Mr Livingstone said: "I do feel safe in London, but I do not feel as safe as I did when I went to New York.

"You have had eight years of real bearing down on crime and eight years of zero-tolerance policing, which has cut crime.

"Clearly the murder rate is different in New York because of their gun laws, but in terms of street crime we have a way to go to catch up with New York," Mr Livingstone said.

He added: "I think there are two problems. The real level of crime is unacceptable and the fear of crime, which is much higher.

"There was a huge increase in street crime immediately following 11 September and we are now back down to where we were before it happened."

Mr Livingstone said he was on course to meet his pledge to increase police numbers in London to 28,000 by next March, one year early.

Targets were now being revised to ensure that the number of police officers in London reached 35,000 within the next four to five years, he said.

Five hundred police support officers were being recruited and the Metropolitan Police was working to expand the police presence on London buses.

Mr Livingstone suggested that his £200m scheme to make motorists in central London pay a congestion charge would create severe traffic problems for two months after it is introduced in February.

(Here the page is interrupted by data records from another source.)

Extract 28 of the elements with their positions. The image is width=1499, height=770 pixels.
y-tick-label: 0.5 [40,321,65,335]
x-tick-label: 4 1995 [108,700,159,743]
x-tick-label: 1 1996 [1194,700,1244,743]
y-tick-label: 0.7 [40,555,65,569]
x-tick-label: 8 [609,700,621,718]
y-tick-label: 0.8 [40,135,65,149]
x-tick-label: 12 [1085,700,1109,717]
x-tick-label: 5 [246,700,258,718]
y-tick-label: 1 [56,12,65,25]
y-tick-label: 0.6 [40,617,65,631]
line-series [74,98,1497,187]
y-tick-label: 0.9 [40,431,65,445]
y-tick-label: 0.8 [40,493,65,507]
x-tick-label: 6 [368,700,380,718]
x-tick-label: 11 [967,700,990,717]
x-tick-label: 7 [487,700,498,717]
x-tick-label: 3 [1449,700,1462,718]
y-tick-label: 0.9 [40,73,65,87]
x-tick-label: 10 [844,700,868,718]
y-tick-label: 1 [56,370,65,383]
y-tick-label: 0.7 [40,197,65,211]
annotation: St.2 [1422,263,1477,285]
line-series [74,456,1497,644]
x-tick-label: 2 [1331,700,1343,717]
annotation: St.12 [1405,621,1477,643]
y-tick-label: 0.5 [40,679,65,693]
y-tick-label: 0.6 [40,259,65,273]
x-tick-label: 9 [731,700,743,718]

Holding the first in a series of weekly presidential-style press conferences, the Mayor said that the first two months of the scheme would be "very difficult".

He added: "At the end of that two months if it clearly wasn't working we would know. By the end of the Easter break if it wasn't working by then I think we would have to say it would have to be pulled."

Motorists will have to pay £5 to enter central London, in a plan to cut traffic by 15 per cent.